The Zippa Mountain intrusion is of Late Triassic age and is situated in the Iskut River area of northwest British Columbia. The pluton is elliptical in shape and 3.5 by 5 km in diameter. The pluton intrudes Palaeozoic and Triassic rocks within Stikinia and is compositionally zoned from clinopyroxenite at the pluton margins to a core of syenite. The Zippa Mountain pluton comprises aegirine-augite, potassium feldspar, and minor biotite, hornblende, nepheline, vishnevite, titanian andradite, titanite, and apatite. Based on new field, petrographic, and chemical data this intrusion is shown to be silica-undersaturated, strongly alkaline, and ultrapotassic. We interpret the pluton as a single pulse of magma, which entered a shallow-level crustal magma chamber. The potassic nature is a characteristic of the parental magma, but is enhanced by fractional crystallization and crystal sorting processes.
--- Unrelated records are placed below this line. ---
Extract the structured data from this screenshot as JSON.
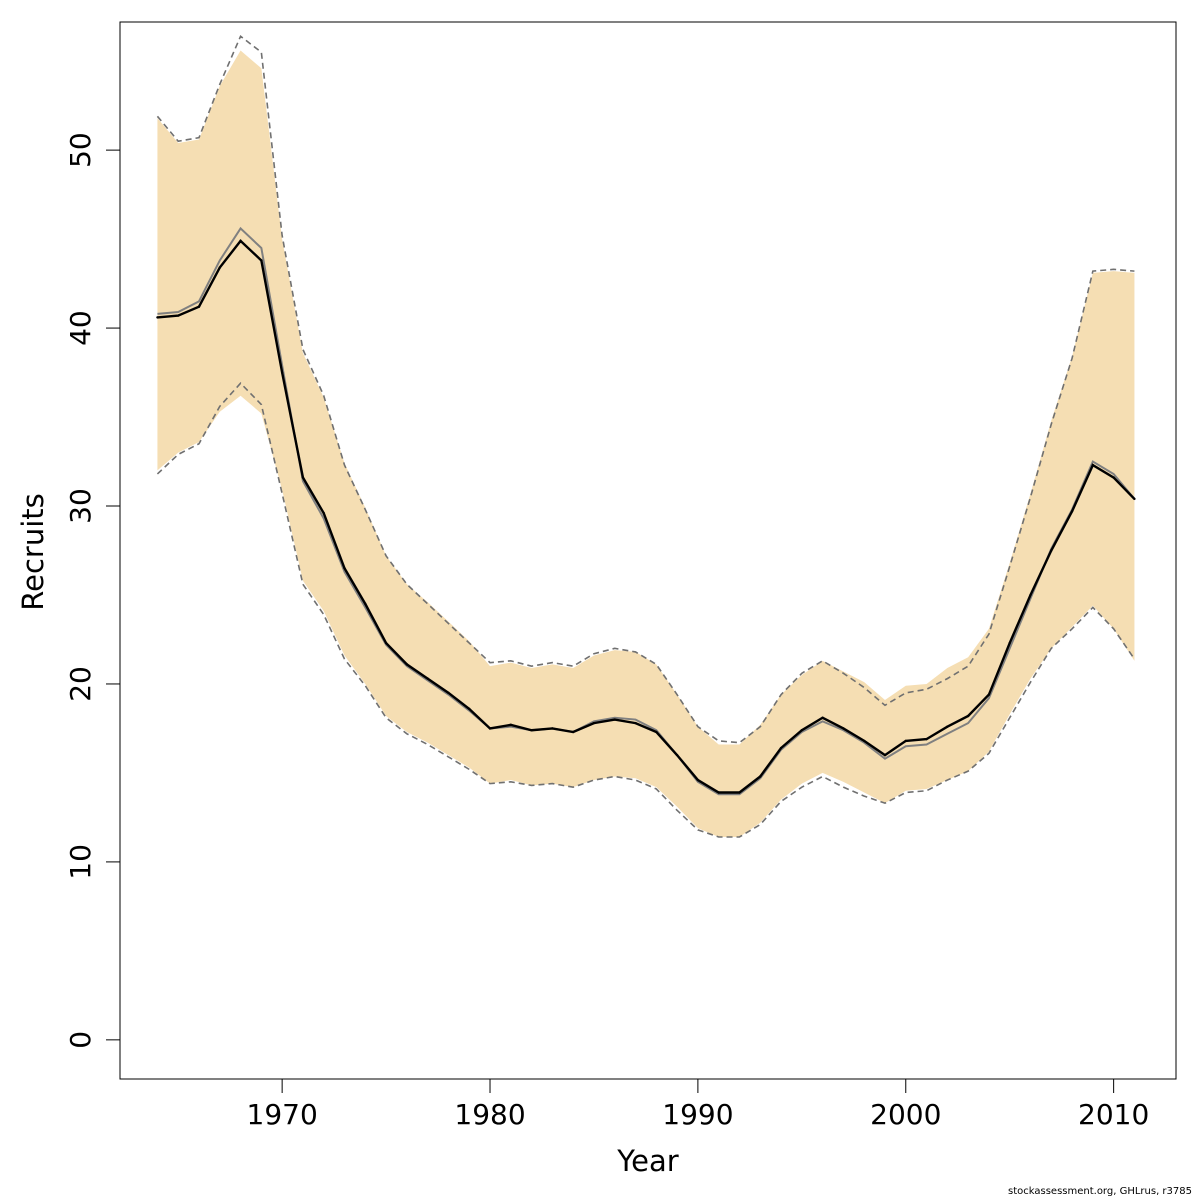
{
  "chart_data": {
    "type": "line",
    "xlabel": "Year",
    "ylabel": "Recruits",
    "xlim": [
      1962.2,
      2013.0
    ],
    "ylim": [
      -2.2,
      57.2
    ],
    "x_ticks": [
      1970,
      1980,
      1990,
      2000,
      2010
    ],
    "y_ticks": [
      0,
      10,
      20,
      30,
      40,
      50
    ],
    "grid": false,
    "legend": "none",
    "colors": {
      "band": "#f5deb3",
      "estimate": "#000000",
      "alt_estimate": "#808080",
      "alt_bounds": "#707070"
    },
    "x": [
      1964,
      1965,
      1966,
      1967,
      1968,
      1969,
      1970,
      1971,
      1972,
      1973,
      1974,
      1975,
      1976,
      1977,
      1978,
      1979,
      1980,
      1981,
      1982,
      1983,
      1984,
      1985,
      1986,
      1987,
      1988,
      1989,
      1990,
      1991,
      1992,
      1993,
      1994,
      1995,
      1996,
      1997,
      1998,
      1999,
      2000,
      2001,
      2002,
      2003,
      2004,
      2005,
      2006,
      2007,
      2008,
      2009,
      2010,
      2011
    ],
    "series": [
      {
        "role": "estimate",
        "values": [
          40.6,
          40.7,
          41.2,
          43.4,
          44.9,
          43.8,
          37.5,
          31.6,
          29.6,
          26.5,
          24.5,
          22.3,
          21.1,
          20.3,
          19.5,
          18.6,
          17.5,
          17.7,
          17.4,
          17.5,
          17.3,
          17.8,
          18.0,
          17.8,
          17.3,
          16.0,
          14.6,
          13.9,
          13.9,
          14.8,
          16.4,
          17.4,
          18.1,
          17.5,
          16.8,
          16.0,
          16.8,
          16.9,
          17.6,
          18.2,
          19.4,
          22.3,
          25.0,
          27.5,
          29.7,
          32.3,
          31.6,
          30.4
        ]
      },
      {
        "role": "estimate_lower_95",
        "values": [
          32.0,
          33.0,
          33.6,
          35.3,
          36.2,
          35.2,
          30.9,
          25.8,
          24.1,
          21.6,
          20.0,
          18.2,
          17.3,
          16.7,
          16.0,
          15.3,
          14.4,
          14.6,
          14.3,
          14.4,
          14.2,
          14.6,
          14.8,
          14.7,
          14.2,
          13.1,
          11.9,
          11.4,
          11.4,
          12.2,
          13.5,
          14.4,
          15.0,
          14.5,
          13.9,
          13.3,
          14.0,
          14.1,
          14.6,
          15.1,
          16.2,
          18.3,
          20.3,
          22.0,
          23.2,
          24.4,
          23.1,
          21.3
        ]
      },
      {
        "role": "estimate_upper_95",
        "values": [
          51.8,
          50.4,
          50.6,
          53.6,
          55.6,
          54.6,
          45.0,
          38.6,
          36.1,
          32.4,
          29.9,
          27.2,
          25.6,
          24.6,
          23.5,
          22.4,
          21.0,
          21.2,
          20.9,
          21.1,
          20.9,
          21.6,
          21.9,
          21.8,
          21.1,
          19.4,
          17.6,
          16.6,
          16.6,
          17.7,
          19.4,
          20.5,
          21.3,
          20.7,
          20.1,
          19.1,
          19.9,
          20.0,
          20.9,
          21.5,
          23.1,
          26.8,
          30.7,
          34.8,
          38.4,
          43.1,
          43.2,
          43.1
        ]
      },
      {
        "role": "alt_estimate",
        "values": [
          40.8,
          40.9,
          41.5,
          43.8,
          45.6,
          44.5,
          37.9,
          31.4,
          29.3,
          26.3,
          24.3,
          22.2,
          21.0,
          20.2,
          19.4,
          18.5,
          17.5,
          17.6,
          17.4,
          17.5,
          17.3,
          17.9,
          18.1,
          18.0,
          17.4,
          16.0,
          14.5,
          13.8,
          13.8,
          14.7,
          16.3,
          17.3,
          17.9,
          17.4,
          16.7,
          15.8,
          16.5,
          16.6,
          17.2,
          17.8,
          19.2,
          22.0,
          24.8,
          27.6,
          29.8,
          32.5,
          31.8,
          30.4
        ]
      },
      {
        "role": "alt_lower_95",
        "values": [
          31.8,
          32.9,
          33.5,
          35.6,
          36.9,
          35.7,
          30.7,
          25.6,
          23.9,
          21.4,
          19.9,
          18.1,
          17.2,
          16.6,
          15.9,
          15.2,
          14.4,
          14.5,
          14.3,
          14.4,
          14.2,
          14.6,
          14.8,
          14.6,
          14.1,
          12.9,
          11.8,
          11.4,
          11.4,
          12.1,
          13.4,
          14.2,
          14.8,
          14.2,
          13.7,
          13.3,
          13.9,
          14.0,
          14.6,
          15.1,
          16.1,
          18.1,
          20.1,
          22.0,
          23.1,
          24.3,
          23.1,
          21.4
        ]
      },
      {
        "role": "alt_upper_95",
        "values": [
          51.9,
          50.5,
          50.7,
          53.7,
          56.4,
          55.5,
          45.2,
          38.8,
          36.2,
          32.3,
          29.8,
          27.2,
          25.6,
          24.5,
          23.4,
          22.3,
          21.2,
          21.3,
          21.0,
          21.2,
          21.0,
          21.7,
          22.0,
          21.8,
          21.1,
          19.4,
          17.6,
          16.8,
          16.7,
          17.6,
          19.4,
          20.6,
          21.3,
          20.6,
          19.8,
          18.8,
          19.5,
          19.7,
          20.3,
          21.0,
          22.8,
          26.6,
          30.5,
          34.6,
          38.3,
          43.2,
          43.3,
          43.2
        ]
      }
    ]
  },
  "footer": "stockassessment.org, GHLrus, r3785"
}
The parental magma has affinities with arc-type magmas related to subduction (shoshonitic magma series), as is evidenced by high LILE/LREE ratio, and select depletion of HFSE. Upon emplacement, crystallization of clinopyroxene and then K-feldspar, and efficient physical sorting within the magma chamber, resulted in sidewall, marginal pyroxenite and roof-zone syenites, respectively. Continued fractionation in the core of the intrusion increased volatile contents and led to the crystallization of feldspathoids. Potentially, a mass of residual melt, and crystals of K-feldspar and feldspathoid, was buoyant relative to the surrounding pyroxenite, which allowed it it to rise and partly intrude the syenites.